Top 10 books of 2012

My top 10 books of the year. All audiobooks except for the Psychopath test. (Wow there’s not much between this post and last years top ten, I might just turn this into a book blog and be done with it)

10Into the Darkest Corner I still want to find a thriller that genuinely thrills me but in general I find them really disappointing, clichéd, full of plot holes, and the biggest flaw in any genre for me: inauthentic. But this was definitely one of the better ones. Authethentic, plausible, and neither cliched nor disappointing.

9. Heft Arthur opp; an obese reclusive professor. Kel Keller: a promising baseball star. And Kel’s mother Charlene; the link between the two men. A small story, finely handled.

8. The Psychopath Test: A Journey Through the Madness Industry I’m still baffled by the clumsy start to this book but otherwise a fascinating dissection of what it really means to be a psychopath.

7. The Family Fang considering I’m a sucker for darkly comic dysfunctional families, how’s this for dysfunctional: “Child A” Annie and “Child B” Buster, serve as little more than the main props in their parent’s performance art. Unsurprisingly they have issues by the time they get to adulthood.

6. The Marriage Plot – A bit like One Day, except not shit. Actually it’s nothing like one day except that it pivots around a relationship. Recommended for fans of Franzen. They are quite similar.
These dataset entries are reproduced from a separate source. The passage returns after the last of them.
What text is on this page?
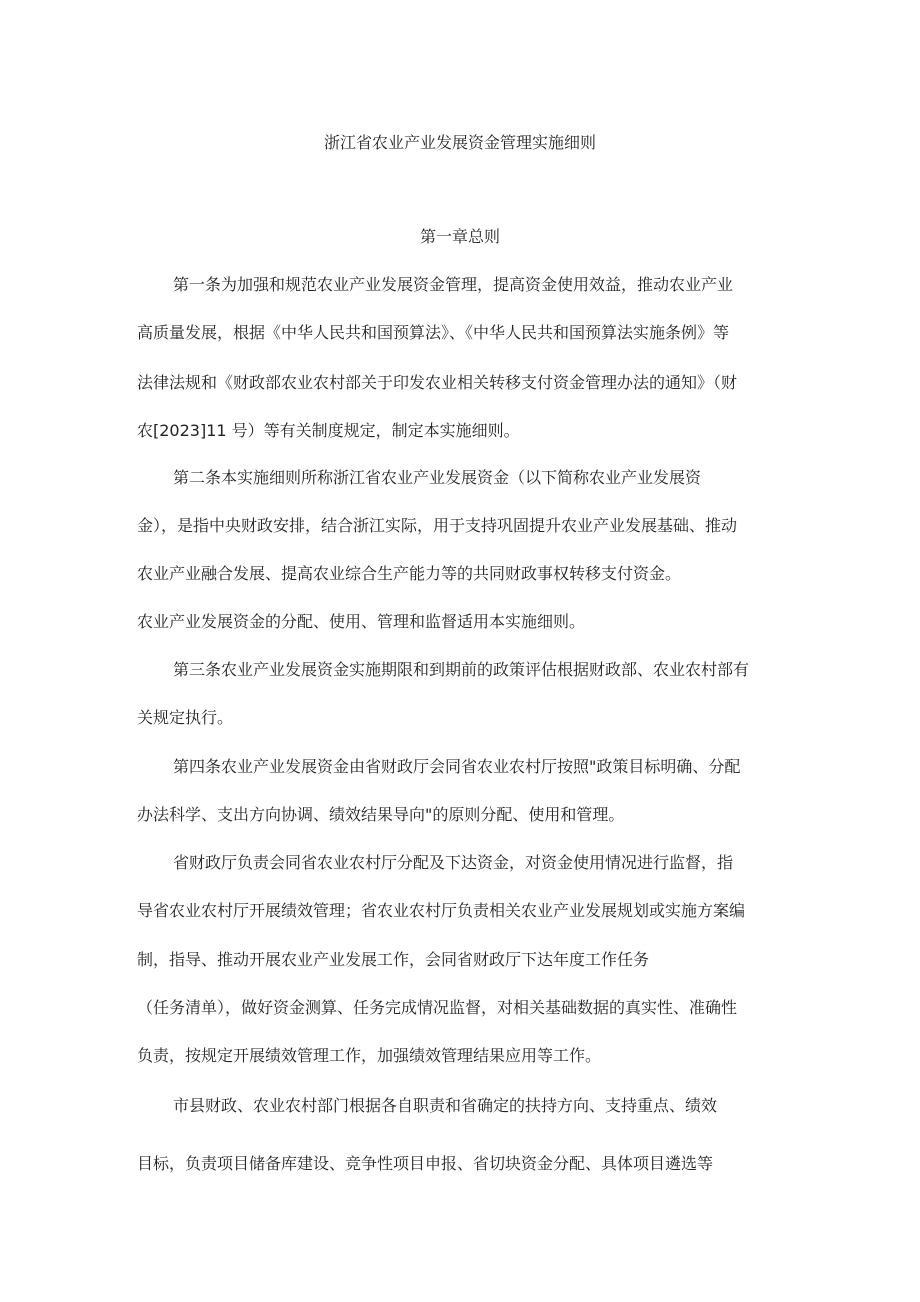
浙江省农业产业发展资金管理实施细则
第一章总则
第一条为加强和规范农业产业发展资金管理，提高资金使用效益，推动农业产业
高质量发展，根据《中华人民共和国预算法》、《中华人民共和国预算法实施条例》等
法律法规和《财政部农业农村部关于印发农业相关转移支付资金管理办法的通知》（财
农[2023]11 号）等有关制度规定，制定本实施细则。
第二条本实施细则所称浙江省农业产业发展资金（以下简称农业产业发展资
金），是指中央财政安排，结合浙江实际，用于支持巩固提升农业产业发展基础、推动
农业产业融合发展、提高农业综合生产能力等的共同财政事权转移支付资金。
农业产业发展资金的分配、使用、管理和监督适用本实施细则。
第三条农业产业发展资金实施期限和到期前的政策评估根据财政部、农业农村部有
关规定执行。
第四条农业产业发展资金由省财政厅会同省农业农村厅按照"政策目标明确、分配
办法科学、支出方向协调、绩效结果导向"的原则分配、使用和管理。
省财政厅负责会同省农业农村厅分配及下达资金，对资金使用情况进行监督，指
导省农业农村厅开展绩效管理；省农业农村厅负责相关农业产业发展规划或实施方案编
制，指导、推动开展农业产业发展工作，会同省财政厅下达年度工作任务
（任务清单），做好资金测算、任务完成情况监督，对相关基础数据的真实性、准确性
负责，按规定开展绩效管理工作，加强绩效管理结果应用等工作。
市县财政、农业农村部门根据各自职责和省确定的扶持方向、支持重点、绩效
目标，负责项目储备库建设、竞争性项目申报、省切块资金分配、具体项目遴选等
5. Tell the Wolves I’m Home The thing about this book is that it’d be a great YA book. Though if it was marketed that way I never would have read it. The Hunger Games was a fun romp – but it had me rolling my eyes in lots of places where it was really dumbed down nonsense. If that’s YA I’m out. Tell the Wolves is mostly about a teenager struggling with loss, love and grief as well as the usual teenage stuff. But unlike The Hunger Games, it’s Rock Solid. No eye rolling.

4. 1Q84 – I’ve had a curious relationship with Murakami books, I wasn’t crazy about the first one but there’s something about his stories that just lure you back for more, and I’ve enjoyed each one more than the previous. But I also think 1Q84 is his most accomplished work, there’s a crazy logic in the alternate universe of 1Q84. It’s bit of a marmite book though, some people seem to hate it. I loved it.
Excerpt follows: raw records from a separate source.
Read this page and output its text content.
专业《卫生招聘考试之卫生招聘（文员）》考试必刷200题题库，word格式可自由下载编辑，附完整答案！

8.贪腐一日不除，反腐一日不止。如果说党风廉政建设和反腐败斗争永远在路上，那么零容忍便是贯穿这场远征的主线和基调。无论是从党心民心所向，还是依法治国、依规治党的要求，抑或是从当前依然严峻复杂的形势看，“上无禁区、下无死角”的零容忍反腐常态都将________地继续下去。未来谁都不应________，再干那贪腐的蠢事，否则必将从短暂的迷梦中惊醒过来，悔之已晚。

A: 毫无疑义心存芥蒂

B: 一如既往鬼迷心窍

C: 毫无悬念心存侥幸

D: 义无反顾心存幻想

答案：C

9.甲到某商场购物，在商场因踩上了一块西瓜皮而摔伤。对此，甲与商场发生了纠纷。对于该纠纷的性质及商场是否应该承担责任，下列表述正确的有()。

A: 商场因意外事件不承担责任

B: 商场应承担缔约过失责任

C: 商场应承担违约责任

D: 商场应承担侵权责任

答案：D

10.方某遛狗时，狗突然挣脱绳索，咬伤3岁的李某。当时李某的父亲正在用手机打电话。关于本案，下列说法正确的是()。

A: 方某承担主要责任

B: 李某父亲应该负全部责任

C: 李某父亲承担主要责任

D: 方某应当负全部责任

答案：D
3. People Who Eat Darkness: The Fate of Lucie Blackman True crime doesn’t get much better than this. There are so many fascinating strands to this story; the hostess culture in Japan, the exploration of how grieving parents are expected to act in the eye of the public, and of course the main crime itself involving the disappearance of Lucie Blackman

2. Skagboys  Brilliant. As good as Trainspotting, if not better. No one does it better with this kind of stuff. It was like being back with a bunch of old friends. Even scumbags like Begbie… The problem is, he’s a mate n aw. What kin ye dae?

1. Where’d You Go, Bernadette  Comedy is a funny thing(!) I usually find any books that are written for the comedy section anything but funny. I really didn’t like the comedy-book-of-the-moment “The 100 year old man who climbed out of the window”. But Where’d You Go, Bernadette was for me genuine laugh out loud funny as fuck.

I wish more books were like this. No long drawn out back story, or plodding character development. Just bam! Straight into it. A few pages in and there’s a whole world of hilarious stuff going on. This is one big passive aggressive note against the type of people who might write passive aggressive notes. Great fun, if a little far fetched in places, but it’s almost in sitcom territory, so we can give it some comedic licence. Highly recommended.

Honourable mention as I just finished it yesterday.

The Yellow Birds

Yellow birds is an American soldier’s semi-autobiographical experience of the Iraq war. That conjures up a book that generally I would have little interest in but this boy sure can write. You can easily see why he’s being compared to the likes of Cormac McCarthy:

“Clouds spread out over the Atlantic like soiled linens on an unmade bed. I knew, watching them, that if any given moment a measurement could be made it would show how tentative was my mind’s mastery over my heart. Such small arrangements make a life, and though it’s hard to get close to saying what the heart is, it must at least be that which rushes to spill out of the parentheses which were the beginning and the end of my war: the old life disappearing into the dust … ”

It’s in equal parts about the death of a friend and the death of his own youth, both killed in a senseless war. Brilliantly written.